В прозе Е.А. Евтушенко сошлись заложенные в его творчестве устремления поэзии к прозе, а прозы к поэзии. В большой мере проявились стилистические и мировоззренческие основы его творчества. Растущая убежденность в подлинности бессмертия силы духа получает в его романе "Ягодные места" и "русской сказке" "Не умирай прежде смерти" жизненное обеспечение: "если будет Россия, значит буду и я". Евтушенко наделяет вечной жизнью ягодные места своей Родины, любовь, рожденную в этом мятежном, но светлом краю, отчаянную борьбу человеческого духа с "суетой сует". "И смерти не будет" - именно эти слова из "Откровения Иоанна Богослова" определяют главное содержание евтушенковской прозы 80-х - начала 90-х годов.

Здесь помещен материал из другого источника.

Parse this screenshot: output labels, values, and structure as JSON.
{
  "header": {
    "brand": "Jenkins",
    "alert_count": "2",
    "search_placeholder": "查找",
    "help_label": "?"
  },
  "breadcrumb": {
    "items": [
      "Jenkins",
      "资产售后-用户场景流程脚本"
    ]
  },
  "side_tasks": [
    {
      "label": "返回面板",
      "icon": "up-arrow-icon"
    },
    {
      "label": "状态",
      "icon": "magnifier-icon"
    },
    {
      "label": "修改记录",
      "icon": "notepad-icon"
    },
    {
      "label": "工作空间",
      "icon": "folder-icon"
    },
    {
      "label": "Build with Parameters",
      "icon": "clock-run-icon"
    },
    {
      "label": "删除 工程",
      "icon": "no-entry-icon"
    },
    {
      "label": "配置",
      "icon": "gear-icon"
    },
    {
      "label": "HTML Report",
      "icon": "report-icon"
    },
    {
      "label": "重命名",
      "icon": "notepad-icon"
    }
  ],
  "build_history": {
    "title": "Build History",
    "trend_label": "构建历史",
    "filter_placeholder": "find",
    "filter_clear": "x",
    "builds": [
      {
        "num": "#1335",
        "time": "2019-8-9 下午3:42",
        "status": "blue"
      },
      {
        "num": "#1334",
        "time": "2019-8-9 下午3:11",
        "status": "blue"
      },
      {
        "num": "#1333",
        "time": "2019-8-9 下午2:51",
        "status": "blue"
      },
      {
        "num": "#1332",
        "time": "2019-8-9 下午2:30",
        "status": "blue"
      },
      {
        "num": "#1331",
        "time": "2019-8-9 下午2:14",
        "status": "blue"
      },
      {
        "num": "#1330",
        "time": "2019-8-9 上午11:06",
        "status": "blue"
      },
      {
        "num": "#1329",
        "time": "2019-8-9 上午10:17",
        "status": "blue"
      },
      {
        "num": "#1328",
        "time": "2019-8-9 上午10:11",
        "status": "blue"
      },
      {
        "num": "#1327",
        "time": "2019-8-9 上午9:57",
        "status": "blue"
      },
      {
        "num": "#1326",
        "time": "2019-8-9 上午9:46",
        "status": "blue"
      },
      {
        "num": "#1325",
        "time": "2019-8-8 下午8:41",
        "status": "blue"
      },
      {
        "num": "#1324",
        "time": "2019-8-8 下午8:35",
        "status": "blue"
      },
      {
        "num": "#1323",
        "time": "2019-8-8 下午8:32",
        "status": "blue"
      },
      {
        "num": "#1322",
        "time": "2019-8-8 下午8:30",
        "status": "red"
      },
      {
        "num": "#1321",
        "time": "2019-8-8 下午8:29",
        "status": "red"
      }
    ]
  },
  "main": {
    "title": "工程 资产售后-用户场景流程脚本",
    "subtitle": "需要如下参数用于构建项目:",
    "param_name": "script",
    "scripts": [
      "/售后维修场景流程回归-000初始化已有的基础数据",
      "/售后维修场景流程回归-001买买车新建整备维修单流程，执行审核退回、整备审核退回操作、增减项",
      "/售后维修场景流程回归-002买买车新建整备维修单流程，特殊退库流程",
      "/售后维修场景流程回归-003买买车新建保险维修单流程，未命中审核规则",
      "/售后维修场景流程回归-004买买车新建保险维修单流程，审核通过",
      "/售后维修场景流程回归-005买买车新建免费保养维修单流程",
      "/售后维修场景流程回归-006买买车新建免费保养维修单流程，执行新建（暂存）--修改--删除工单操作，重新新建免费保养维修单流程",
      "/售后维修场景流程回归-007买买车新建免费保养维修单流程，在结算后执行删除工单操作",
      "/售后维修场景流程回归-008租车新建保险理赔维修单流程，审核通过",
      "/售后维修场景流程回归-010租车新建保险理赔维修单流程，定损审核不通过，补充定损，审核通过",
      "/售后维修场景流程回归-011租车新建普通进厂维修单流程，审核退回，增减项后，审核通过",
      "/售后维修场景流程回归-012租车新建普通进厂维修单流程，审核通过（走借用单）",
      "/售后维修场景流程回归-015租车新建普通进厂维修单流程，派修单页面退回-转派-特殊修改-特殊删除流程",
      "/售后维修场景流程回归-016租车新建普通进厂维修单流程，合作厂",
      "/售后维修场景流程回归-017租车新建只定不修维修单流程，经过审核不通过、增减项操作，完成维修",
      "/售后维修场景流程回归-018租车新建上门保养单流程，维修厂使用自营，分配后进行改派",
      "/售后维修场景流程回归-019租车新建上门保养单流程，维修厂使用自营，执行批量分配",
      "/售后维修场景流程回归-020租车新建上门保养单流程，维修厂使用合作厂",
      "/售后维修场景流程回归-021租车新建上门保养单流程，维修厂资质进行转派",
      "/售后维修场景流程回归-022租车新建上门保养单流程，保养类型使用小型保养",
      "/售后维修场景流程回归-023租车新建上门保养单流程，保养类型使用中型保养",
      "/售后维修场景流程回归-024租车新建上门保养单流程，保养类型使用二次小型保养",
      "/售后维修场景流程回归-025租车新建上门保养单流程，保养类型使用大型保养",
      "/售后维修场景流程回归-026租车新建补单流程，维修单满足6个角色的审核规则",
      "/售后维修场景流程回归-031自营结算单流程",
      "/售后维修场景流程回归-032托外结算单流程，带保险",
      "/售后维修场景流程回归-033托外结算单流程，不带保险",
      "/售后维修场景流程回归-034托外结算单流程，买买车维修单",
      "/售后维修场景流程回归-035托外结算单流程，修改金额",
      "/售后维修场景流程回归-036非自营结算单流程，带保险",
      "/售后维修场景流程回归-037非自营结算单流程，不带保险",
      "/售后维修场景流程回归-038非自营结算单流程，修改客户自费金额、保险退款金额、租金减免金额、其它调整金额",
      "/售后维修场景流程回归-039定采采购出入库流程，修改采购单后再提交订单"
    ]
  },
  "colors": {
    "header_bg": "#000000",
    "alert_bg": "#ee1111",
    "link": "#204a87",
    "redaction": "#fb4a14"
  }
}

Проза Е.А. Евтушенко последнего пятнадцатилетия сыграла важную роль хранительницы идейно-художественных сил поэта, она расширила его профессиональные горизонты, одновременно углубив и сделав разнообразными его главные, заветные мысли.

В начало статьи

Примечания

  1. Евтушенко Е. Жизнь после смерти. - М.: Советский писатель. - Олимп, 1991.
  2. "Надрывная исповедальность порой способна шокировать", - абсолютно верно отмечала первый рецензент книги. (См.: Латынина А. Ему аплодировали стадионы и президенты // Лит. газета, 21 октября, 1998. - С. 4.